The term “trusted system” is often used in discussing Digital Rights/Restrictions Management (DRM). Somehow the “trusted” part is supposed to make us feel better about the technology. Yet often the things that make the system “trusted” are precisely the things we should worry about.
The meaning of “trusted” has morphed at least twice over the years.
“Trusted system” was originally used by the U.S. Department of Defense (DoD). To DoD, a “trusted system” was any system whose security you were obliged to rely upon. “Trusted” didn’t say anything about how secure the system was; all it said was that you needed to worry about the system’s level of security. “Trusted” meant that you had placed your trust in the system, whether or not that trust was ill-advised.

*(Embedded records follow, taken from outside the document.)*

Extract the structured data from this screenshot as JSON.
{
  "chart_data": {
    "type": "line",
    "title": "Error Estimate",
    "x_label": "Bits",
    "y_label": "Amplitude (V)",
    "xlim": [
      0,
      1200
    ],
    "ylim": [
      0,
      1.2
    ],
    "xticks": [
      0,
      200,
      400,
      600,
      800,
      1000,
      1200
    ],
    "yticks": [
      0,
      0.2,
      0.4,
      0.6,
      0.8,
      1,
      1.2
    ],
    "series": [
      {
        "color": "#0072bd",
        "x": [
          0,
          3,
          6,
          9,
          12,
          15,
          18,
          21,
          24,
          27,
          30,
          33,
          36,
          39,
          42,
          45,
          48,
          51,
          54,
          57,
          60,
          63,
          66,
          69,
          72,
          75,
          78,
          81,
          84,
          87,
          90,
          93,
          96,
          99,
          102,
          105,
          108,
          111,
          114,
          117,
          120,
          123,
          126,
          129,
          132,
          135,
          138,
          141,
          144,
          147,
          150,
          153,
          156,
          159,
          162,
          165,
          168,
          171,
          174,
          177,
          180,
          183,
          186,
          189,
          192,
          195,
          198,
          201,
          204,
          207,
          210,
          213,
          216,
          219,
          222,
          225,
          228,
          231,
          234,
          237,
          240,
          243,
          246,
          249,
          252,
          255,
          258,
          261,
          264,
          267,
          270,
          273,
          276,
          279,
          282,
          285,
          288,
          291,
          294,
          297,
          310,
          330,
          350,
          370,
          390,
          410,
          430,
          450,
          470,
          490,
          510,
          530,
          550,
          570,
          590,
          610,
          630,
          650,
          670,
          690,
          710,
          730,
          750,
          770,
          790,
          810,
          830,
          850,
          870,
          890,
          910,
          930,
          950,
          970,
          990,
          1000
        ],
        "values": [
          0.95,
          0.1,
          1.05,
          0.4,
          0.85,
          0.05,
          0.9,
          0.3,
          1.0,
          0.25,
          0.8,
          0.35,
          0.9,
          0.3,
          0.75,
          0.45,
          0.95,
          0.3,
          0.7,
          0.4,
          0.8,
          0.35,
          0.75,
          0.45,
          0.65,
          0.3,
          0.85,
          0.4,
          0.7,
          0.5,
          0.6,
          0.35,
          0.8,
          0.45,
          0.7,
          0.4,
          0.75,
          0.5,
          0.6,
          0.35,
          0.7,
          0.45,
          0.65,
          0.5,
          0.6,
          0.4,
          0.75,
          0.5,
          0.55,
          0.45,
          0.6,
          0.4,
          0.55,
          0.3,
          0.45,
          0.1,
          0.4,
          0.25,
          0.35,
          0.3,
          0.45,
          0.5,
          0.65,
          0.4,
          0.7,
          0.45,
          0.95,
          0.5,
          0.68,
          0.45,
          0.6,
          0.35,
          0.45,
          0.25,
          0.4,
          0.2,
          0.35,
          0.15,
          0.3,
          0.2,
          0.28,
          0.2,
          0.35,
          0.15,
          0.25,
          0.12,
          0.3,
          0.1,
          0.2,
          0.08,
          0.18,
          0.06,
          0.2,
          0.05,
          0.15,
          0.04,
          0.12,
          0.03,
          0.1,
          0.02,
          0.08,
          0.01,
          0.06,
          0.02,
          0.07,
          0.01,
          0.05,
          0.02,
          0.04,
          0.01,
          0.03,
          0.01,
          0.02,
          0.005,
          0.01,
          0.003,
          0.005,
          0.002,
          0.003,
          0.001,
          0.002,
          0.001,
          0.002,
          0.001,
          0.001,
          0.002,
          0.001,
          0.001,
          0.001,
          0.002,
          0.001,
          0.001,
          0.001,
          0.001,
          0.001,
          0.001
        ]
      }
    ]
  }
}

Since trusted systems had more need for security, DoD established security criteria that any system would (theoretically) have to meet before being used as a trusted system. Vendors began to label their systems as “trusted” if those systems met the DoD criteria (and sometimes if the vendor hoped they would). So the meaning of “trusted” morphed, from “something you have to rely upon” to “something you are safe to rely upon.”
In the 1990s, “trusted” morphed again. Somebody (perhaps Mark Stefik) realized that they could make DRM sound more palatable by calling it “trusted.” Where “trusted” had previously meant that the system’s owner could rely on the system’s behavior, it now came to mean that somebody else could rely on its behavior. Often it meant that somebody else could force the system to behave contrary to its owner’s wishes.
Today “trusted” seems to mean that somebody has some kind of control over the system. The key questions to ask are who has control, and what kind of control they have. Depending on the answers to those questions, a “trusted” system might be either good or bad.